Watson advised parents, if they wanted the best results, to show no affection for their offspring. He wrote:

“Never hug and kiss them, never let them sit on your lap. If you must, kiss them once on the forehead when they say good night. Shake hands with them in the morning. . . .

“Remember when you are tempted to pet your child, that mother love is a dangerous instrument. An instrument which may inflict a never-healing wound, a wound which may make infancy unhappy, adolescence a nightmare, an instrument which may wreck your adult son or daughter’s vocational future and their chances for marital happiness.”
3

This advice from Dr. Watson comes across today like pure nonsense, and indeed, that’s just what it is. In fact, it’s difficult to believe anyone gave credibility to such advice even in 1928. Yet Watson was enormously popular in his day, and his books sold in the millions. Mothers and fathers worked diligently to “condition” their children in the way recommended by this half-baked hot dog.

Then came Dr. Sigmund Freud, and Dr. Benjamin Spock, and Dr. A. S. Neill (see chapter 7), and Dr. Tom Gordon, and Dr. Ruth Westheimer, and Phil Donahue, and Oprah Winfrey, and the
Ladies’ Home Journal
, and
Cosmopolitan,
and
Red book
, and finally, a newspaper for “enquiring minds who want to know.” With every new, off-the-wall suggestion that came along, I asked myself: If their new approach to child-rearing is so wonderful, why was it not observed until now? How come 20 billion parents across more than five thousand years failed to notice the concept? Certainly, the accumulated experience of all that mothering and fathering should count for
something
!

My primary purpose in writing this book, both the 1970 version and this recomposition, has been to record for posterity my understanding of the Judeo-Christian concept of parenting that has guided millions of mothers and fathers for centuries. I am convinced that it will prove successful in
your
home, too. Let’s move on, then, to examine five underpinnings to commonsense child rearing.

1.
Developing respect for parents is the critical factor in child
management.
It is imperative that a child learns to respect his parents—not to satisfy their egos, but because his relationship with them provides the basis for his later attitude toward all other people.
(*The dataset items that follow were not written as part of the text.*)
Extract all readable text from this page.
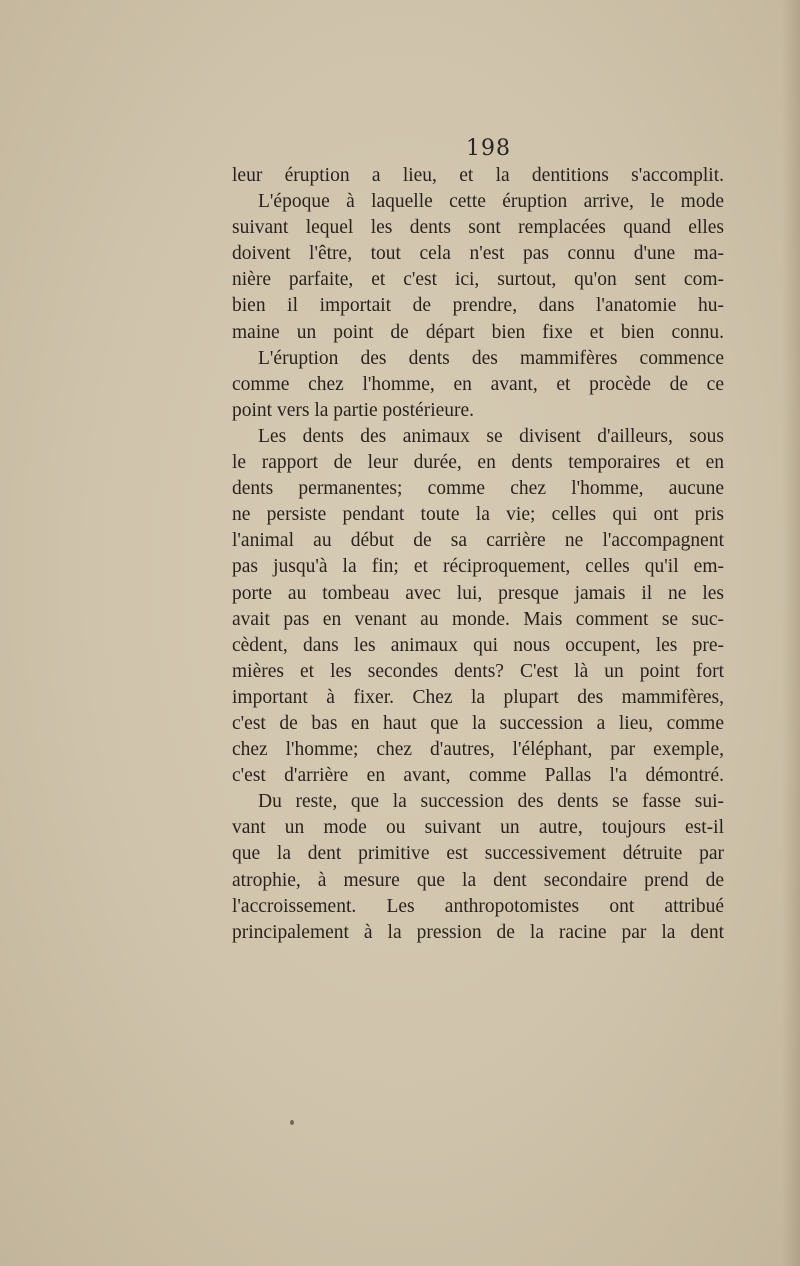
198
leur éruption a lieu, et la dentitions s'accomplit.
L'époque à laquelle cette éruption arrive, le mode
suivant lequel les dents sont remplacées quand elles
doivent l'être, tout cela n'est pas connu d'une ma-
nière parfaite, et c'est ici, surtout, qu'on sent com-
bien il importait de prendre, dans l'anatomie hu-
maine un point de départ bien fixe et bien connu.
L'éruption des dents des mammifères commence
comme chez l'homme, en avant, et procède de ce
point vers la partie postérieure.
Les dents des animaux se divisent d'ailleurs, sous
le rapport de leur durée, en dents temporaires et en
dents permanentes; comme chez l'homme, aucune
ne persiste pendant toute la vie; celles qui ont pris
l'animal au début de sa carrière ne l'accompagnent
pas jusqu'à la fin; et réciproquement, celles qu'il em-
porte au tombeau avec lui, presque jamais il ne les
avait pas en venant au monde. Mais comment se suc-
cèdent, dans les animaux qui nous occupent, les pre-
mières et les secondes dents? C'est là un point fort
important à fixer. Chez la plupart des mammifères,
c'est de bas en haut que la succession a lieu, comme
chez l'homme; chez d'autres, l'éléphant, par exemple,
c'est d'arrière en avant, comme Pallas l'a démontré.
Du reste, que la succession des dents se fasse sui-
vant un mode ou suivant un autre, toujours est-il
que la dent primitive est successivement détruite par
atrophie, à mesure que la dent secondaire prend de
l'accroissement. Les anthropotomistes ont attribué
principalement à la pression de la racine par la dent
His early view of parental authority becomes the cornerstone of his future outlook on school authority, law enforcement officers, employers, and others with whom he will eventually live and work. The parent-child relationship is the first and most important social interaction a youngster will have, and the flaws and knots experienced there can often be seen later in life.

Respect for parents must be maintained for another equally important reason. If you want your child to accept your values when he reaches his teen years, then you must be worthy of his respect during his younger days. When a child can successfully defy his parents during his first fifteen years, laughing in their faces and stubbornly flouting their authority, he develops a natural contempt for them.

“Stupid old Mom and Dad! I have them wound around my little finger. Sure they love me, but I really think they’re afraid of me.” A child may not utter these words, but he feels them each time he outsmarts his elders and wins the confrontations and battles. Later he is likely to demonstrate his disrespect in a more blatant manner. Viewing his parents as being unworthy of his respect, he may very well reject every vestige of their philosophy and faith.